= Jonas Žukas =

Lithuanian organ player and teacher

Jonas Žukas (12 November 1907 in Švėkšna, Lithuania – 8 December 2004 in Towson, Maryland) was a Lithuanian organ player and teacher. He performed for more than 50 years in Lithuania, Germany, United States, and Canada. Since 2006, an organ competition of his name is held annually in Lithuania.

Žukas was born to a family of an organist. From 1926 to 1933, he studied organs with Juozas Naujalis and fortepiano with Balys Dvarionas in Kaunas. With a stipend from the Ministry of Culture, Žukas continued his studies at the Conservatoire de Paris with Marcel Dupré and École Normale de Musique de Paris. After his return to Lithuania in 1937, he lectured at the Kaunas Conservatoire.
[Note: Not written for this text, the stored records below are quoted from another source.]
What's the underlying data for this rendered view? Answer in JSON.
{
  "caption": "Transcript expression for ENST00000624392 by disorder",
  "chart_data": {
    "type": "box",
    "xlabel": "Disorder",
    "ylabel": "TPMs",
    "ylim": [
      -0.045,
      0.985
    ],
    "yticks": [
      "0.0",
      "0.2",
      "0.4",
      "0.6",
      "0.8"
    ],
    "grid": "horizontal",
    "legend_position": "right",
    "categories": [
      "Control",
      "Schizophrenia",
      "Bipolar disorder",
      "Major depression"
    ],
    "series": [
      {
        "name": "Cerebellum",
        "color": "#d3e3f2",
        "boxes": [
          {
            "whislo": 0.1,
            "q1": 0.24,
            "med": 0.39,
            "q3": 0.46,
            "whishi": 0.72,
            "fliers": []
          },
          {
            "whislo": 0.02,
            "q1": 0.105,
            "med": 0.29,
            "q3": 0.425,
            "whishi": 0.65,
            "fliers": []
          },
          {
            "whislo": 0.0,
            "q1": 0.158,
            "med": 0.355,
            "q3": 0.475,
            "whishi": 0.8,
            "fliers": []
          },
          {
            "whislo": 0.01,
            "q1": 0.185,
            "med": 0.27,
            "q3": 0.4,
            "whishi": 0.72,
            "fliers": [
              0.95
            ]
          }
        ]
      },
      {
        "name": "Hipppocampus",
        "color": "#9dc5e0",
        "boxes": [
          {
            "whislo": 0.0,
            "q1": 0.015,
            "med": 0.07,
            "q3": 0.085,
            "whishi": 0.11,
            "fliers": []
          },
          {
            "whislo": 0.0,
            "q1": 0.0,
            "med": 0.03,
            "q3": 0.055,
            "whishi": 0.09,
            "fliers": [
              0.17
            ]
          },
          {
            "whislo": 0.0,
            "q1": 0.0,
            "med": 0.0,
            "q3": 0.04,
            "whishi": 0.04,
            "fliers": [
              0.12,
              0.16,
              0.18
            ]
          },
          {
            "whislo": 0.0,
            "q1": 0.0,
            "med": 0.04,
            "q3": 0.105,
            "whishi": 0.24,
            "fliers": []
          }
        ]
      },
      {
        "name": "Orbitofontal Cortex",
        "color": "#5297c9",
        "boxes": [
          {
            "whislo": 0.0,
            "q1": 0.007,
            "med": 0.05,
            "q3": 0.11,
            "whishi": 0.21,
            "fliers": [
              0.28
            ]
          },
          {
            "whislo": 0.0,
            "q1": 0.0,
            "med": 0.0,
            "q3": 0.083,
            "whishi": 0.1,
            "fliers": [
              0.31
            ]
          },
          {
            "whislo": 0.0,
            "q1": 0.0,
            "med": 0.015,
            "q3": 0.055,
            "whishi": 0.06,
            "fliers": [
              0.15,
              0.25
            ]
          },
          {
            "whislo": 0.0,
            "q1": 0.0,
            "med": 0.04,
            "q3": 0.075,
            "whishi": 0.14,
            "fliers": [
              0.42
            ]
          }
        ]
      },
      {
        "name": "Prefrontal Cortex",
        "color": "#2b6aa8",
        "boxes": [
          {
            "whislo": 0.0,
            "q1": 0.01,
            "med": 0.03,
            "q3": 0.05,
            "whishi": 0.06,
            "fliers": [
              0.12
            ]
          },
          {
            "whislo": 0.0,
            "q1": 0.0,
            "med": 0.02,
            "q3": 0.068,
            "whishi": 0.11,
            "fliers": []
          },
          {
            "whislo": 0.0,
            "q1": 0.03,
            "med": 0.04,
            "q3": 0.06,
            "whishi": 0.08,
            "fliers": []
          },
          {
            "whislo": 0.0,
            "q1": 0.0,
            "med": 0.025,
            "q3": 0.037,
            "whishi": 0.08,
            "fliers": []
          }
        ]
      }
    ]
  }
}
His first public concert of works by Bach, Mendelssohn, Franck, and Widor was held on November 28, 1937. After St. Michael the Archangel Church acquired modern organs, Žukas held a series of concerts.

In 1944, he retreated to Germany, where he played at various churches and studied composition with Wolfgang Fortner. In 1949, he emigrated to the United States and settled in Woodhaven, Queens. His first show in the U.S. was held in 1950 at the Annunciation Church in Brooklyn. Later he performed in a variety of venues, including The Town Hall and Carnegie Hall in New York, Cathedral of Mary Our Queen in Baltimore. In 1984, on the 500th anniversary of Saint Casimir, he performed at the Cathedral Basilica of Saints Peter and Paul, Philadelphia. In 1987, his concert for the 600th anniversary of the Christianization of Lithuania from Immaculate Conception Church in Washington DC was broadcast by Voice of America to Lithuania.